There’s no predicting where he will go next
Devin Townsend is part of no music clique, and all of them
Opening for: Children of Bodom
Although he was born and lives in New Westminster, B.C., most of the news of Devin Townsend comes via Europe.
For instance, a German distributor, Inside Out Music, stocks all his albums and is religious about mentioning him. In Vancouver he’s barely known, rarely named. He is not alone. There are many bands that have a stronger fan base outside of their hometown, but Townsend is an extreme example.
“I’ve been doing this for 20 years and I have 25 albums, but I’ve never been able to make any headway in Canada,” he admits.
Townsend, who plays in Edmonton on Saturday night, might be partly to blame for this. He’s so darned hard to follow. One album might be industrial heavy metal, the next more what he considers pop, and the next avant thrash.
He’ll freely name such varied influences as Paul Horn and Andrew Lloyd Webber. His albums have appeared under different names, notably his best-known band, Strapping Young Lad.
The current Devin Townsend Project has completed four albums, the two most recent, Deconstruction and Ghosts, released on the same day, June 21. Practically nobody except Townsend would release two albums on the same day, and two contrasting albums at that. Deconstruction is orchestral and pairs him with a parade of heavy metal musicians. Ghosts is described as his New Age album and prominently features flutist Kat Epple.
“I doubt that there’s anything logical to what I do,” Townsend says. “What I’ve never done is be the best business model.
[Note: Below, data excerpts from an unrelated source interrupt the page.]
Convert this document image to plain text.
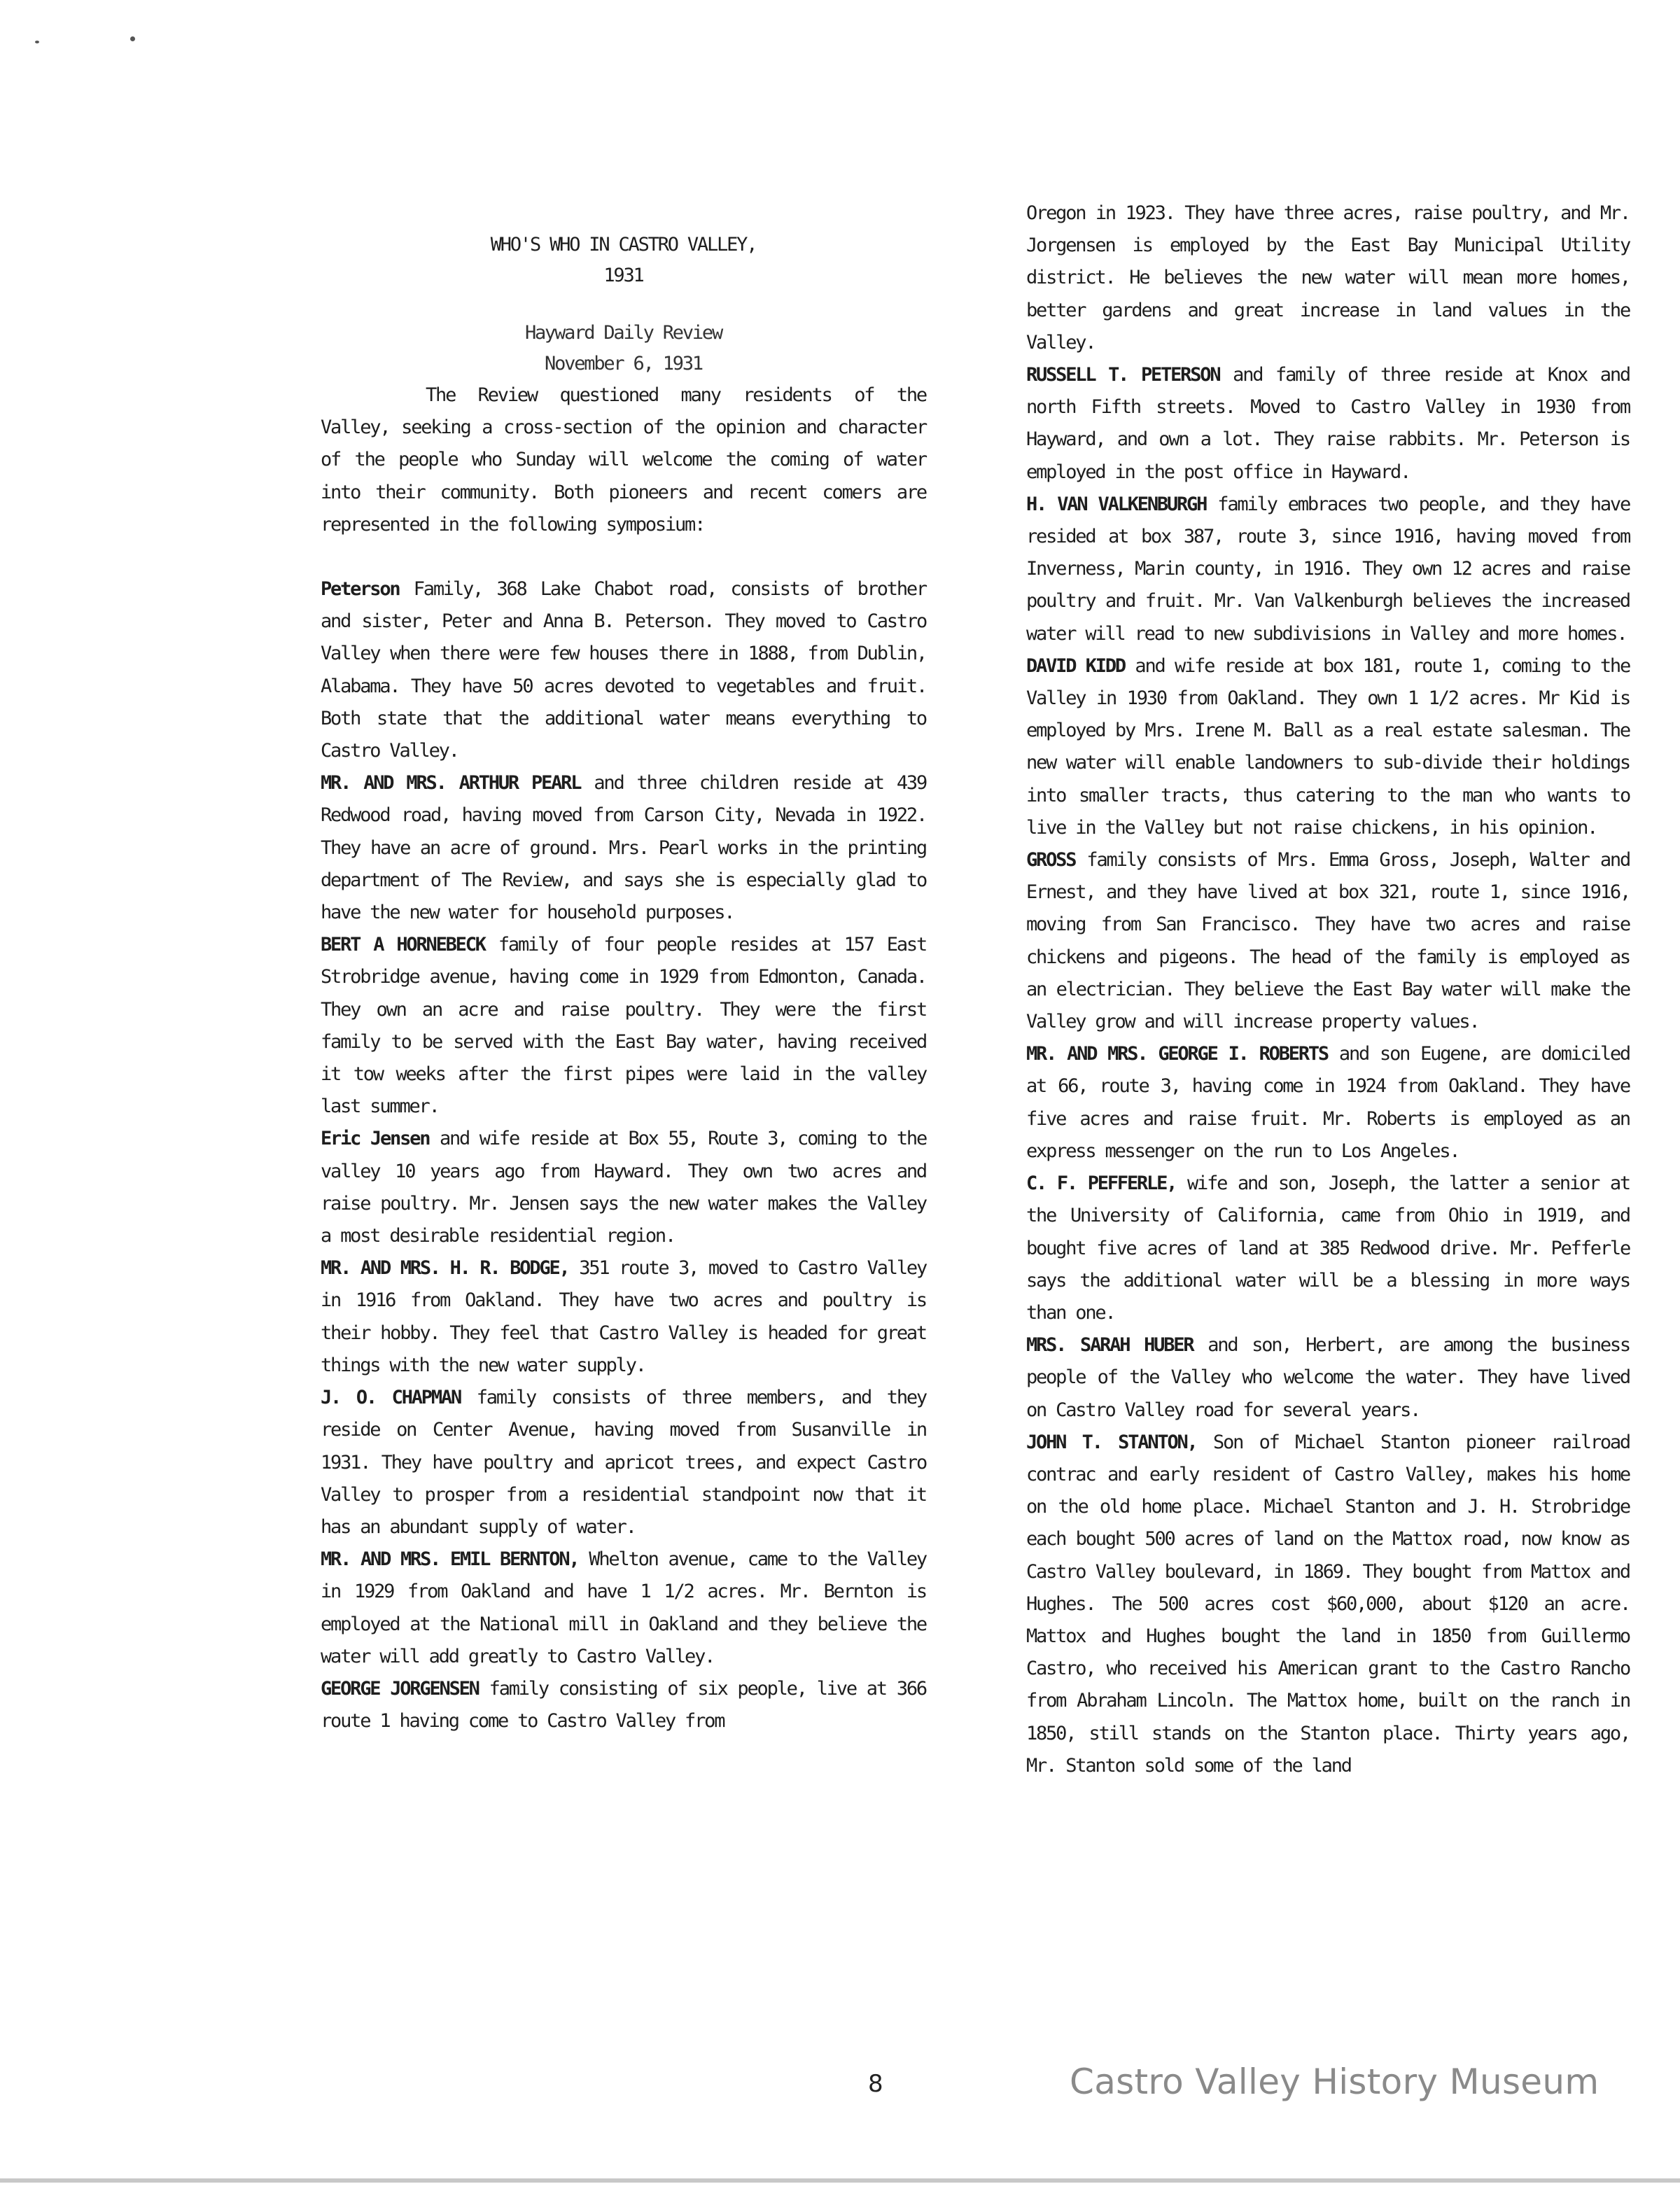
WHO'S WHO IN CASTRO VALLEY,
1931
Hayward Daily Review
November 6, 1931

The Review questioned many residents of the Valley, seeking a cross-section of the opinion and character of the people who Sunday will welcome the coming of water into their community. Both pioneers and recent comers are represented in the following symposium:

Peterson Family, 368 Lake Chabot road, consists of brother and sister, Peter and Anna B. Peterson. They moved to Castro Valley when there were few houses there in 1888, from Dublin, Alabama. They have 50 acres devoted to vegetables and fruit. Both state that the additional water means everything to Castro Valley.

MR. AND MRS. ARTHUR PEARL and three children reside at 439 Redwood road, having moved from Carson City, Nevada in 1922. They have an acre of ground. Mrs. Pearl works in the printing department of The Review, and says she is especially glad to have the new water for household purposes.

BERT A HORNEBECK family of four people resides at 157 East Strobridge avenue, having come in 1929 from Edmonton, Canada. They own an acre and raise poultry. They were the first family to be served with the East Bay water, having received it tow weeks after the first pipes were laid in the valley last summer.

Eric Jensen and wife reside at Box 55, Route 3, coming to the valley 10 years ago from Hayward. They own two acres and raise poultry. Mr. Jensen says the new water makes the Valley a most desirable residential region.

MR. AND MRS. H. R. BODGE, 351 route 3, moved to Castro Valley in 1916 from Oakland. They have two acres and poultry is their hobby. They feel that Castro Valley is headed for great things with the new water supply.

J. O. CHAPMAN family consists of three members, and they reside on Center Avenue, having moved from Susanville in 1931. They have poultry and apricot trees, and expect Castro Valley to prosper from a residential standpoint now that it has an abundant supply of water.

MR. AND MRS. EMIL BERNTON, Whelton avenue, came to the Valley in 1929 from Oakland and have 1 1/2 acres. Mr. Bernton is employed at the National mill in Oakland and they believe the water will add greatly to Castro Valley.

GEORGE JORGENSEN family consisting of six people, live at 366 route 1 having come to Castro Valley from

Oregon in 1923. They have three acres, raise poultry, and Mr. Jorgensen is employed by the East Bay Municipal Utility district. He believes the new water will mean more homes, better gardens and great increase in land values in the Valley.

RUSSELL T. PETERSON and family of three reside at Knox and north Fifth streets. Moved to Castro Valley in 1930 from Hayward, and own a lot. They raise rabbits. Mr. Peterson is employed in the post office in Hayward.

H. VAN VALKENBURGH family embraces two people, and they have resided at box 387, route 3, since 1916, having moved from Inverness, Marin county, in 1916. They own 12 acres and raise poultry and fruit. Mr. Van Valkenburgh believes the increased water will read to new subdivisions in Valley and more homes.

DAVID KIDD and wife reside at box 181, route 1, coming to the Valley in 1930 from Oakland. They own 1 1/2 acres. Mr Kid is employed by Mrs. Irene M. Ball as a real estate salesman. The new water will enable landowners to sub-divide their holdings into smaller tracts, thus catering to the man who wants to live in the Valley but not raise chickens, in his opinion.

GROSS family consists of Mrs. Emma Gross, Joseph, Walter and Ernest, and they have lived at box 321, route 1, since 1916, moving from San Francisco. They have two acres and raise chickens and pigeons. The head of the family is employed as an electrician. They believe the East Bay water will make the Valley grow and will increase property values.

MR. AND MRS. GEORGE I. ROBERTS and son Eugene, are domiciled at 66, route 3, having come in 1924 from Oakland. They have five acres and raise fruit. Mr. Roberts is employed as an express messenger on the run to Los Angeles.

C. F. PEFFERLE, wife and son, Joseph, the latter a senior at the University of California, came from Ohio in 1919, and bought five acres of land at 385 Redwood drive. Mr. Pefferle says the additional water will be a blessing in more ways than one.

MRS. SARAH HUBER and son, Herbert, are among the business people of the Valley who welcome the water. They have lived on Castro Valley road for several years.

JOHN T. STANTON, Son of Michael Stanton pioneer railroad contrac and early resident of Castro Valley, makes his home on the old home place. Michael Stanton and J. H. Strobridge each bought 500 acres of land on the Mattox road, now know as Castro Valley boulevard, in 1869. They bought from Mattox and Hughes. The 500 acres cost $60,000, about $120 an acre. Mattox and Hughes bought the land in 1850 from Guillermo Castro, who received his American grant to the Castro Rancho from Abraham Lincoln. The Mattox home, built on the ranch in 1850, still stands on the Stanton place. Thirty years ago, Mr. Stanton sold some of the land

8	Castro Valley History Museum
The one thread that holds all the albums together is that I just react. I react to what is around me.”
This might be the war in Iraq, the state of the economy or his immediate environment. Although the four Devin Townsend Project albums are vastly different from one another, they are united by a concept.
“The approach we’ve taken is that I’m kind of the ringleader,” he explains. “What I decided to do with the four albums is a chronological story of how I ended up where I am. If I was pressed, I want people to see that.”
Townsend achieved fame as the vocalist for guitar magician Steve Vai, who heard him and got Townsend to front his progressive band in the early 1990s. This became Townsend’s springboard as Strapping Young Lad. The Strapping Young Lad albums were acclaimed, but they also were different from one another. Townsend was writing about the things that immediately were influencing him and finding freedom in the Vancouver environment, whether cycling or soaking up the greenery. None of this was making him famous, but it was shaping his identity.
“There’s a dubious honour to not being a part of any clique, not part of any scene,” Townsend says.
He’s finding freedom in not being a slave to hit records. He’s 38 years old and a father and doesn’t have to put a show together that can enslave him, doing the same songs every night.
“Now, zooming in on 40, there’s no limit to what I can do. I’m definitely not afraid of failure, having failed so many times.”